How would Feature Engineering Work?

Harsha Vardhan S
Analytics Vidhya
Published in
4 min readJul 19, 2020
Photo by Sneaky Elbow on Unsplash

‘Feature engineering is the process of using domain knowledge to extract features from raw data via data mining techniques. These features can be used to improve the performance of machine learning algorithms.’ says Wiki.

Feature Engineering has been an important practice in Data Science for improving the Machine Learning algorithm . It requires in-depth knowledge of the domain and data. There are multiple ways of creating a new feature, but I would like to give a visual intuition of how Feature Engineering helps us get better result. Before getting into the intuition I would like to thank Mr.Mahesh Anand ,a great tutor who has inspired me to start writing in Medium.

This intuition is explained using a basic linear classification model. We have a dataset with two independent features X1, X2 and a dependent feature Y having two classes(1,0).

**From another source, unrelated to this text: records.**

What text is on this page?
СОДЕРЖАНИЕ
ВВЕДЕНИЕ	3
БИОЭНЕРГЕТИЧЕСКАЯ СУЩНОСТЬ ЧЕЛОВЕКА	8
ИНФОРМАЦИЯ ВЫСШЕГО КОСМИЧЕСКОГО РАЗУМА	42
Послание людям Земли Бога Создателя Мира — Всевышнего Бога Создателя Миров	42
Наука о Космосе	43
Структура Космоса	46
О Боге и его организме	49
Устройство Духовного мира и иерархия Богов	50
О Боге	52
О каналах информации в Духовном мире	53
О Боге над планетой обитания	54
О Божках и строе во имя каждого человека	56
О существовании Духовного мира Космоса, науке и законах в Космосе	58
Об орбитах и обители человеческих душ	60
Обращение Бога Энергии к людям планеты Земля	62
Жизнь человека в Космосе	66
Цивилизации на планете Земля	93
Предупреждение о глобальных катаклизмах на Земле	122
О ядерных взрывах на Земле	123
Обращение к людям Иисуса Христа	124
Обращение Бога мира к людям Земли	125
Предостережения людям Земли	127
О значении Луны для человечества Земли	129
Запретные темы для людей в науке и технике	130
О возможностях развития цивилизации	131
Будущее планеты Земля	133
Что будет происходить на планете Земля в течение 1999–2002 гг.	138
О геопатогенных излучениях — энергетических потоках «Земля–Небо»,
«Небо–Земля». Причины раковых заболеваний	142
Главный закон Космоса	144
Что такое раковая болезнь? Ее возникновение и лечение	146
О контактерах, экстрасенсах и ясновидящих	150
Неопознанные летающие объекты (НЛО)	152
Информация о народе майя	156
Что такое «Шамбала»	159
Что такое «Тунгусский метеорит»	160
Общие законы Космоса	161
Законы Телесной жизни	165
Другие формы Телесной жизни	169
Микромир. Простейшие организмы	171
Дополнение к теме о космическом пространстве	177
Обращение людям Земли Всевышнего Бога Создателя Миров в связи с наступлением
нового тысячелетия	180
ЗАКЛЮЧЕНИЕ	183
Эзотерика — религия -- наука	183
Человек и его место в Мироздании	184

Let’s plot the instances of Dependent Variable Y with respect to Independent Variables X1 and X2.

After plotting the dependent variables, we can see that they cannot be classified using a linear method. When we try to pass a decision line, one of the dependent variable will be wrongly classified which can be overcome using non-linear models.

Let’s try to create a new feature X3 which will be the absolute of difference between X1 and X2 .

Now with three independent features X1, X2 and X3, we can plot the dependent feature Y in 3D.

Both the instances of 0 are now at the bottom of the 3D plot, where as instances of 1 are at the top of the 3D plot. Now, we can see that by passing a 2D plane ‘abcd’ , the linear model can predict all the dependent variables providing us the required result.

Now replace the feature X3 with another new feature X4 which is a difference between X1 and X2.

With the features X1,X2 and X4, plotting instances of dependent features Y in a 3D plot.

The plot formed is of cube with extreme values being 1 and -1. In this plot we can see that the dependent variables belonging to instances of 0 (red) lies at the middle of the cube block where as the dependent variable belonging to instance 1 (black) lies at the top and bottom of the cube still being linearly un-separable. No single linear 2D plane can help us even after adding a new feature (X4) the linear classification model algorithm will not give a better result pushing us to go for a non-linear model.

From this, we can infer that performance of a model could be improved by extracting a new feature from the raw data, but it should done with a proper domain knowledge. Randomly creating a new feature will not help in improving the model. If you lack the domain knowledge, consult an expert or you might have to resort to experimentation / trial & error of multiple feature engineering techniques which may go in vain.

--

--